The Good

• The schema is almost complete documentation in itself, which is often neglected on REST API development.

• Instead of POST /posts you can call createPost, know exactly the expected input and response. This makes it more intuitive for frontend developers to just consume your API. It makes it easy to simply call the function you need from your service instead of forcing yourself to use a pattern like REST or HATEOAS.

• If you are building a REST API something like Swagger or with a paid Postman plan that allows more than 5 collaborators it's another extra thing to keep in mind.

The Bad

• The Apollo Server has changed or dropped support for features like Schemas directives and subscriptions, so you might need to update your code more than a simple Express app.

• GraphQL can make things like caching more tricky and you need some extra work to configure persisted queries.
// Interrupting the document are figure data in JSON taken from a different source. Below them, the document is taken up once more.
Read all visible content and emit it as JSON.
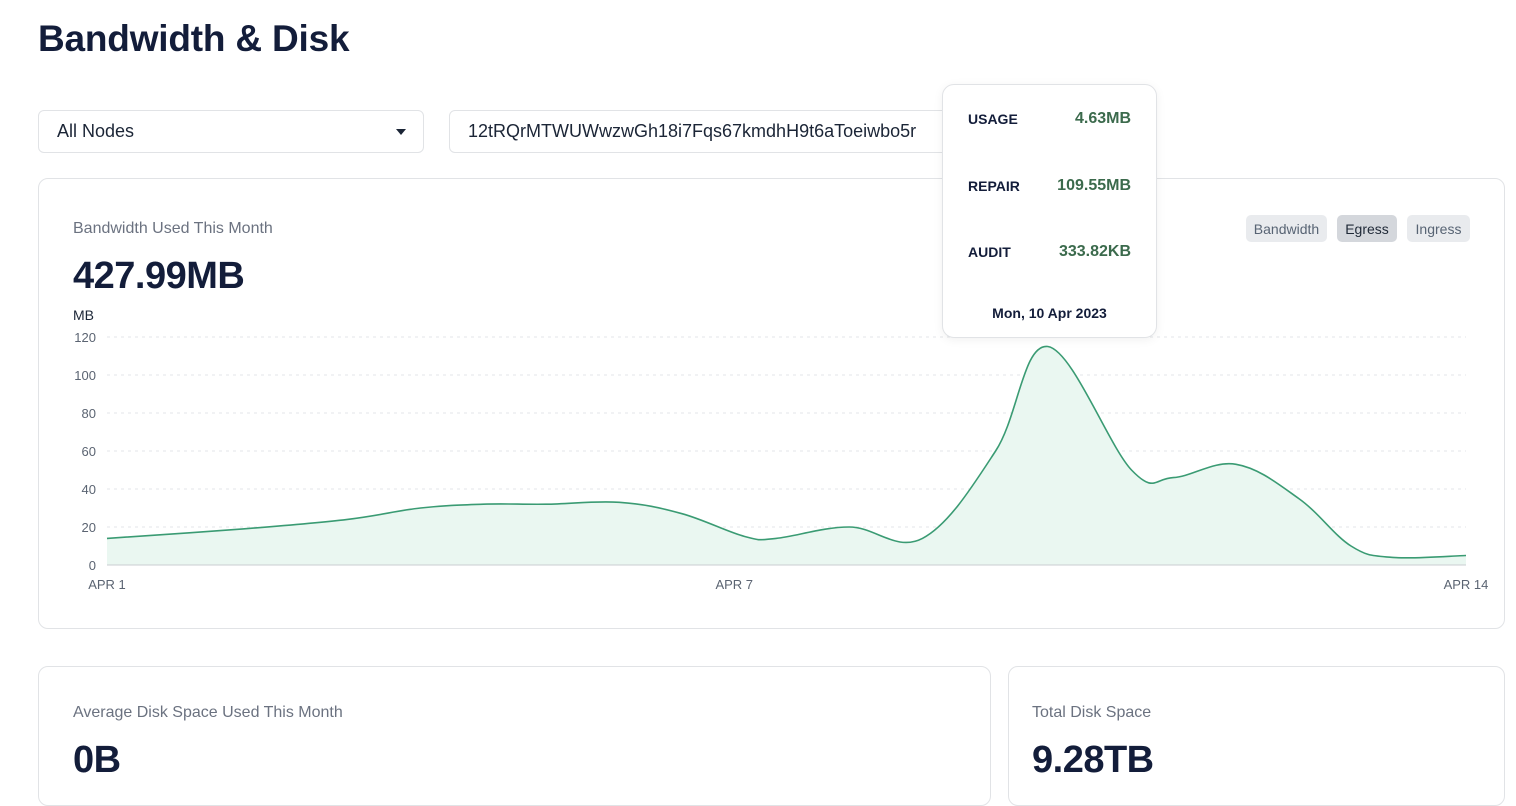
{
  "page": {
    "title": "Bandwidth & Disk"
  },
  "node_select": {
    "value": "All Nodes"
  },
  "node_id": {
    "value": "12tRQrMTWUWwzwGh18i7Fqs67kmdhH9t6aToeiwbo5r"
  },
  "bandwidth_card": {
    "label": "Bandwidth Used This Month",
    "value": "427.99MB",
    "toggles": [
      "Bandwidth",
      "Egress",
      "Ingress"
    ],
    "active_toggle": "Egress"
  },
  "tooltip": {
    "usage_label": "USAGE",
    "usage_value": "4.63MB",
    "repair_label": "REPAIR",
    "repair_value": "109.55MB",
    "audit_label": "AUDIT",
    "audit_value": "333.82KB",
    "date": "Mon, 10 Apr 2023"
  },
  "chart_data": {
    "type": "area",
    "ylabel": "MB",
    "ylim": [
      0,
      120
    ],
    "yticks": [
      "0",
      "20",
      "40",
      "60",
      "80",
      "100",
      "120"
    ],
    "xticks": [
      {
        "label": "APR 1",
        "day": 1
      },
      {
        "label": "APR 7",
        "day": 7
      },
      {
        "label": "APR 14",
        "day": 14
      }
    ],
    "xlim": [
      1,
      14
    ],
    "grid": true,
    "line_color": "#3a9b73",
    "fill_color": "#eaf7f1",
    "points": [
      [
        1.0,
        14
      ],
      [
        2.3,
        19
      ],
      [
        3.3,
        24
      ],
      [
        4.0,
        30
      ],
      [
        4.6,
        32
      ],
      [
        5.2,
        32
      ],
      [
        5.9,
        33
      ],
      [
        6.5,
        27
      ],
      [
        7.1,
        15
      ],
      [
        7.4,
        14
      ],
      [
        8.1,
        20
      ],
      [
        8.8,
        14
      ],
      [
        9.5,
        60
      ],
      [
        10.0,
        115
      ],
      [
        10.8,
        50
      ],
      [
        11.2,
        46
      ],
      [
        11.8,
        53
      ],
      [
        12.4,
        35
      ],
      [
        12.9,
        10
      ],
      [
        13.3,
        4
      ],
      [
        14.0,
        5
      ]
    ]
  },
  "disk_avg_card": {
    "label": "Average Disk Space Used This Month",
    "value": "0B"
  },
  "disk_total_card": {
    "label": "Total Disk Space",
    "value": "9.28TB"
  }
}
• You better setup something like graphql-query-complexity to avoid queries complex enough to crash your server or database.

The Ugly

• If you don't want to return specific fields it's better to only query the fields you need in the first place instead of completely relying on GraphQL as a DTO. Something like graphql-fields is useful in this case. On a REST API you can simply create a fields or excludeFields param that makes it easier for the client to select or ignore fields it does not need. In some Google APIs this is the part param.
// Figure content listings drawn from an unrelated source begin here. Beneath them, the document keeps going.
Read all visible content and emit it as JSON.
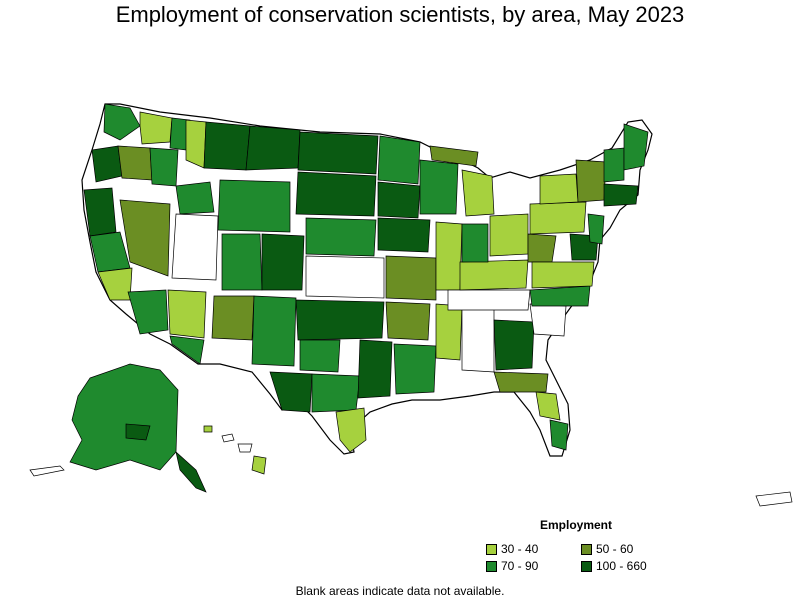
{
  "title": "Employment of conservation scientists, by area, May 2023",
  "legend": {
    "title": "Employment",
    "items": [
      {
        "label": "30 - 40",
        "color": "#a6d13e"
      },
      {
        "label": "50 - 60",
        "color": "#6b8e23"
      },
      {
        "label": "70 - 90",
        "color": "#1f8a2e"
      },
      {
        "label": "100 - 660",
        "color": "#0a5a12"
      }
    ]
  },
  "note": "Blank areas indicate data not available.",
  "colors": {
    "blank": "#ffffff",
    "border": "#000000"
  }
}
• It's easy to both underuse or overuse fragments and either keep fetching data you don't need on your client anyway or making it too complex with too many different fragment configurations.

• If you are using TypeScript, you need to both specify the input in your typeDefs and create a equivalent typings for your resolvers, repeat yourself and make sure those match.

• GraphQL will check for the correct types but you will still need input validation from another library, forcing you to define your input once again, or a couple of custom directives.